Autour du traditionnel tonneau de saké, les 20 ans du Mitsubishi Electric R&D Centre Europe (appelé aussi "Merce") ont été célébrés à Rennes vendredi 5 juin. Cette division électronique créée en 1995 pour le marché européen emploie une cinquantaine de chercheurs, dont une quarantaine basée en Bretagne et le reste dans un autre pôle à Livingston, en Ecosse, axé sur l'habitat et la performance énergétique grâce à deux maisons pilotes comprenant 1.400 capteurs (systèmes de chauffage, pompes à chaleur, climatisation...), alors que le site rennais travaille sur les réseaux de communication pour l'automobile, le ferroviaire, etc. "Nous recrutons deux à trois doctorants par an", souligne Sophie Pautonnier, responsable de recherche.

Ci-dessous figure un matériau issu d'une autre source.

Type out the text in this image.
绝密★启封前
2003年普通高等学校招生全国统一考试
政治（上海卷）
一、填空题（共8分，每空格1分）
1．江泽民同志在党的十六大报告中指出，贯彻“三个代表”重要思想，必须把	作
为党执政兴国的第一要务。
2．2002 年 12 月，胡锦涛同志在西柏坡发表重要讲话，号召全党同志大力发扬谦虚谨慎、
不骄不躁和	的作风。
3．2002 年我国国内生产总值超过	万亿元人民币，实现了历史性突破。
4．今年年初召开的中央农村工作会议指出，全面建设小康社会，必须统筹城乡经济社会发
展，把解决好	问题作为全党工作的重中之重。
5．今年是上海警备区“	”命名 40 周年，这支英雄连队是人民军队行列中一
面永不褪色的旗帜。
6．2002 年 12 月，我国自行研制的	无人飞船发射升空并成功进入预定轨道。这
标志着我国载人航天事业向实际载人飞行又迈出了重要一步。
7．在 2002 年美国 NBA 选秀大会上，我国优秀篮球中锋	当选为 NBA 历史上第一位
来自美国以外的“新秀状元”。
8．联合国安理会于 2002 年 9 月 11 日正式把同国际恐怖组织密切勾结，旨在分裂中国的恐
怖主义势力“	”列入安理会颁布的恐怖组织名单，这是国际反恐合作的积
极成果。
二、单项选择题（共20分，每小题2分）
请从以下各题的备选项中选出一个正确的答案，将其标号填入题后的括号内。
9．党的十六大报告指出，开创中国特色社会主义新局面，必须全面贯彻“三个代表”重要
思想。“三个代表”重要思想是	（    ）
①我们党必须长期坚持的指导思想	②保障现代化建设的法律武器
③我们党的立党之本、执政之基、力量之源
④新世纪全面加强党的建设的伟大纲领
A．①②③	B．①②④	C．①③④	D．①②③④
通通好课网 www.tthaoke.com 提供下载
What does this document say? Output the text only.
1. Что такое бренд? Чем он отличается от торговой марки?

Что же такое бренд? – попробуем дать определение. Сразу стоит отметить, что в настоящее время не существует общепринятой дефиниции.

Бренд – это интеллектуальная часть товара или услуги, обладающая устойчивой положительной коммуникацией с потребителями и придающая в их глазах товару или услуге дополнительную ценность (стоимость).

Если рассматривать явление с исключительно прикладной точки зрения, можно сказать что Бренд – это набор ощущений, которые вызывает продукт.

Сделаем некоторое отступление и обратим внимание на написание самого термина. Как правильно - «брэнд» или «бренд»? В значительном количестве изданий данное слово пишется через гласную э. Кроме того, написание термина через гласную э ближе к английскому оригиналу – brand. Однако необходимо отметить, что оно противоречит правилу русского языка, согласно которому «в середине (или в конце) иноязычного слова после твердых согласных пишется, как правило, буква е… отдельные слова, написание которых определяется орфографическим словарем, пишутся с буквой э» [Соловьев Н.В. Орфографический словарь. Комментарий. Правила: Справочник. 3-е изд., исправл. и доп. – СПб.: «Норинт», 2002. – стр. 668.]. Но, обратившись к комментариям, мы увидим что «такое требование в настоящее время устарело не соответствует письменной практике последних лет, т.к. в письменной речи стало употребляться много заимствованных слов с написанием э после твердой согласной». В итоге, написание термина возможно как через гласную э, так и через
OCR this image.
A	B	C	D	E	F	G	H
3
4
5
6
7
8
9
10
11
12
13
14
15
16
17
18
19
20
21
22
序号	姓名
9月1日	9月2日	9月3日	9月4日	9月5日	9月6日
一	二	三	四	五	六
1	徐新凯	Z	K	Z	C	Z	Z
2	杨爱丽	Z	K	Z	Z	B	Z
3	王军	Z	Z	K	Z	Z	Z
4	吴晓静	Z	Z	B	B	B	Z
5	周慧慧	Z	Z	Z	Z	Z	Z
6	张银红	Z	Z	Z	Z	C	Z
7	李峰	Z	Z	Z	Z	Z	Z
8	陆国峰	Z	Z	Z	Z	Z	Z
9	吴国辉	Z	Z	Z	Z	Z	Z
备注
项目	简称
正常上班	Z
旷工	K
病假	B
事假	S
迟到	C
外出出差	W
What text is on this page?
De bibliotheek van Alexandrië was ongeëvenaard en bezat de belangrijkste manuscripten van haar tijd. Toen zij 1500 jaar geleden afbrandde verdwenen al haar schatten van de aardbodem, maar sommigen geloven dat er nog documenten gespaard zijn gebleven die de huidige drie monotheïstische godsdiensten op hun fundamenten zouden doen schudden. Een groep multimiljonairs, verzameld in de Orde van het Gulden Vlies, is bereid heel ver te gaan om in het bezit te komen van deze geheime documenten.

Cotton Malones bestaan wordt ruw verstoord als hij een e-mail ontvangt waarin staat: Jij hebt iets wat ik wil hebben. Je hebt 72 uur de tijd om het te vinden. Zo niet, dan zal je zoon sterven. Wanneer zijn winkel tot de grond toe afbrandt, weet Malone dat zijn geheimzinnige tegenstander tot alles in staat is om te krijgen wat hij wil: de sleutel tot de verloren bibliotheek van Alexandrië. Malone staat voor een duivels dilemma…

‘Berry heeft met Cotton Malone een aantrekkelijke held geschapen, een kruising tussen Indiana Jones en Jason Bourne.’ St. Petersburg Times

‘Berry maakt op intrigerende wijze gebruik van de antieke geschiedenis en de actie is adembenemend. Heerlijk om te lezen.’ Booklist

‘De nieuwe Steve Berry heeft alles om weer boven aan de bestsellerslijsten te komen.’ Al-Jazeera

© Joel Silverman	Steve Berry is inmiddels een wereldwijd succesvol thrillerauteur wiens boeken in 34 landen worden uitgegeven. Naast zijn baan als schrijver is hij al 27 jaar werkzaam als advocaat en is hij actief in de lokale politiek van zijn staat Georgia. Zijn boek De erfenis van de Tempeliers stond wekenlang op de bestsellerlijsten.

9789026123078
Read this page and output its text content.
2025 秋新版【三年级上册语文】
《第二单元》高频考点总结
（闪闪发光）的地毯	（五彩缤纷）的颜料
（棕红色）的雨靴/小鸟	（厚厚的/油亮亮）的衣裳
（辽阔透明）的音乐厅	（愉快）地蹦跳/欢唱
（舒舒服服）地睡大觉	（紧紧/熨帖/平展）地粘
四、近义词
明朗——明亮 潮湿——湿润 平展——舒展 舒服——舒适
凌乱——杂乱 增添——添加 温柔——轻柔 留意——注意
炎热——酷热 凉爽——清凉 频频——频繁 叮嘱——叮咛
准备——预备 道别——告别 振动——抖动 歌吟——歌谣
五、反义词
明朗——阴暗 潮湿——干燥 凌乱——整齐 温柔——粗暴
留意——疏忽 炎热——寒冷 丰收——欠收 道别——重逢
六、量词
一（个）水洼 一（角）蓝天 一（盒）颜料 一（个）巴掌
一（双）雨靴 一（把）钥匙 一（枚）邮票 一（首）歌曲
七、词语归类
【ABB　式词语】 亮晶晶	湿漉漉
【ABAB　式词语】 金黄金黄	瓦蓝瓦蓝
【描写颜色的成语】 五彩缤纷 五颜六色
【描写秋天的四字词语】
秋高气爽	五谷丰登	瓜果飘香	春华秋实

Voiture du futur, transports intelligents...
En Bretagne, la firme japonaise travaille sur la voiture du futur, forcément plus communicante grâce notamment à la technologie Ethernet, à la fois pour la sécurité (transmission d'informations sensibles avec le plus court délai possible), mais aussi l'assistance à la conduite, les applications multimédias pour les passagers... Cette entité du groupe Mitsubishi innove également dans les télécommunications par satellite, entre autres, et les "services critiques" pour les transports : signalisation des trains, gestion des aiguillages, du freinage... C'est le "noyau de la direction générale de la R&D de Mitsubishi Electric", selon les termes de Kenji Kondo, directeur exécutif et vice-président Corporate R&D, qui avait fait le déplacement à Rennes en compagnie de Tamotsu Nomakuchi, 73 ans, conseiller exécutif et ancien P-dg du groupe Mitsubishi Electric, et son actuel jeune président européen Takato Abe, nouvellement nommé.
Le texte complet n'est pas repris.